The references and themes in the text are all drawn from the worship life of ancient and contemporary (Second Temple) Judaism: Moses, the tabernacle, the sanctuary, the priesthood, sacrifices. And the author draws heavily on the scriptures – Torah and prophets, as in the text for Sunday, which includes a long passage from Jeremiah. All in all, scholars think the author was learned, and writing for a sophisticated Jewish Christian audience.

Dealing with the book of Hebrews is challenging for one covenant theologians, like me (and, according to me, the Apostle Paul). I notice that the official Uniform Series selection leaves out a few of the most potentially anti-Judaic verses in this part of the text … but they’re right there in the text, anyway. So we’ll have to be alert to that angle as well.

Our seminary New Testament professor basically told us: Presbyterians don’t spend a lot of time in the book of Hebrews, because this isn’t our theology. We can make of that what we will. Calvin wrote a commentary on Hebrews that also addresses the problem, and this is what he says about Hebrews 8:6

But what he adds is not without some difficulty, — that the covenant of the Gospel was proclaimed on better promises; for it is certain that the fathers who lived under the Law had the same hope of eternal life set before them as we have, as they had the grace of adoption in common with us, then faith must have rested on the same promises. But the comparison made by the Apostle refers to the form rather than to the substance; for though God promised to them the same salvation which he at this day promises to us, yet neither the manner nor the character of the revelation is the same or equal to what we enjoy. If anyone wishes to know more on this subject, let him read the 4th and 5th chapter of the Epistle to the Galatians and my Institutes. Calvin, Commentary on the Letter to the Hebrews at Christian Classics Ethereal Library

Calvin seems to see the difference between the covenants as resting more on the ceremonial form rather than the gracious substance, such that “There is yet no reason why God should not have extended the grace of the new covenant to the fathers. [And presumably to anyone else.] This is the true solution of the question.”

CLOSER READING: In v6, the word translated “ministry” is the word that gives us our word “liturgy” – something like “sacred ministry” or “liturgical office”.

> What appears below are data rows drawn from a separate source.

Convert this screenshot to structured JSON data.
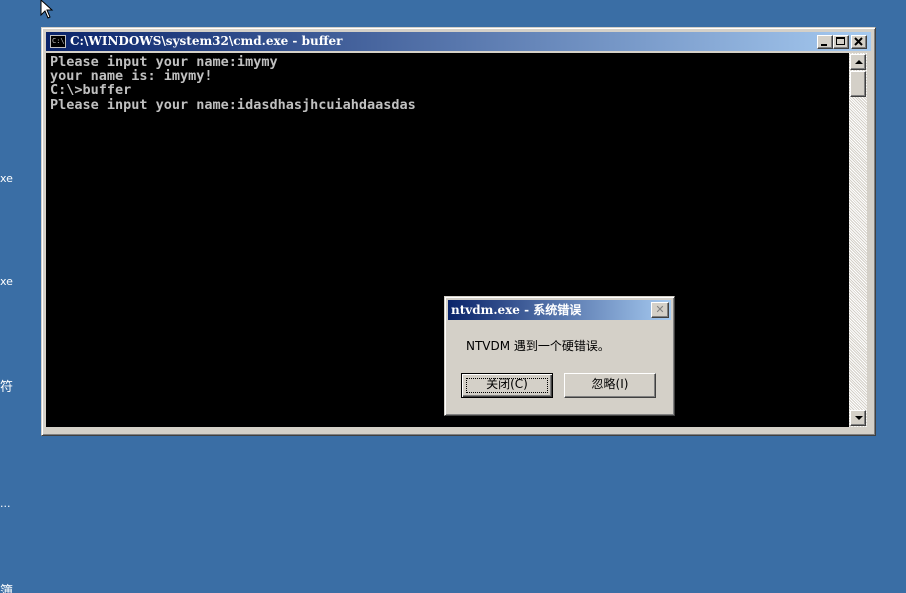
{
  "desktop": {
    "fragments": [
      {
        "id": "frag-1",
        "text": "xe"
      },
      {
        "id": "frag-2",
        "text": "xe"
      },
      {
        "id": "frag-3",
        "text": "符"
      },
      {
        "id": "frag-4",
        "text": "..."
      },
      {
        "id": "frag-5",
        "text": "簿"
      }
    ]
  },
  "cmd_window": {
    "icon_text": "C:\\",
    "title": "C:\\WINDOWS\\system32\\cmd.exe - buffer",
    "console_lines": [
      "Please input your name:imymy",
      "your name is: imymy!",
      "C:\\>buffer",
      "Please input your name:idasdhasjhcuiahdaasdas"
    ]
  },
  "error_dialog": {
    "title": "ntvdm.exe - 系统错误",
    "close_glyph": "✕",
    "message": "NTVDM 遇到一个硬错误。",
    "buttons": {
      "close": "关闭(C)",
      "ignore": "忽略(I)"
    }
  },
  "colors": {
    "desktop": "#3a6ea5",
    "titlebar_start": "#0a246a",
    "titlebar_end": "#a6caf0",
    "console_bg": "#000000",
    "console_text": "#c0c0c0",
    "chrome": "#d4d0c8"
  }
}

The word here translated “covenant” is the Greek translation of the Hebrew word berit. The Greek word means something like a will or testament. It may be worth noting that a covenant, in the Hebrew Bible, is different from a will or testament in important respects. This is a little piece of evidence that the author is working across cultures and across time him or herself, to come up with an understanding of what God is doing. How this affects the author’s thinking, and ought to affect our reading, is hard to say, but it’s worth noticing.

In v7, the phrase translated “to look for a second one” literally includes a word for place, so, more like “there would have been no need to look for a place for a second.” The “place” may point us toward the themes of the earthly and heavenly tabernacle – the place of the “second” covenant being heaven.

In v8, we probably can read “them” as “promises,” from v6.

The author quotes Jeremiah 31:31-34 in its Greek version. There’s a difference between that Greek version that shows up in Hebrews 8:9 and the Hebrew in Jeremiah 31:32. The Hebrew reads something like “though I was their husband” or “master,” while the Greek is translated “so I had no concern for them” or “overlooked them.” Someone who knows more about the history of translation from Hebrew to Greek in Septuagint times could probably explain that.

The large task here, similar to the one in Romans 11, seems to be to understand how two different, distinct revelations of God’s will and plan for people related to one another.

We, who are the inheritors of this revelation, and of the history of what people have done with it, still seem to have that task before us.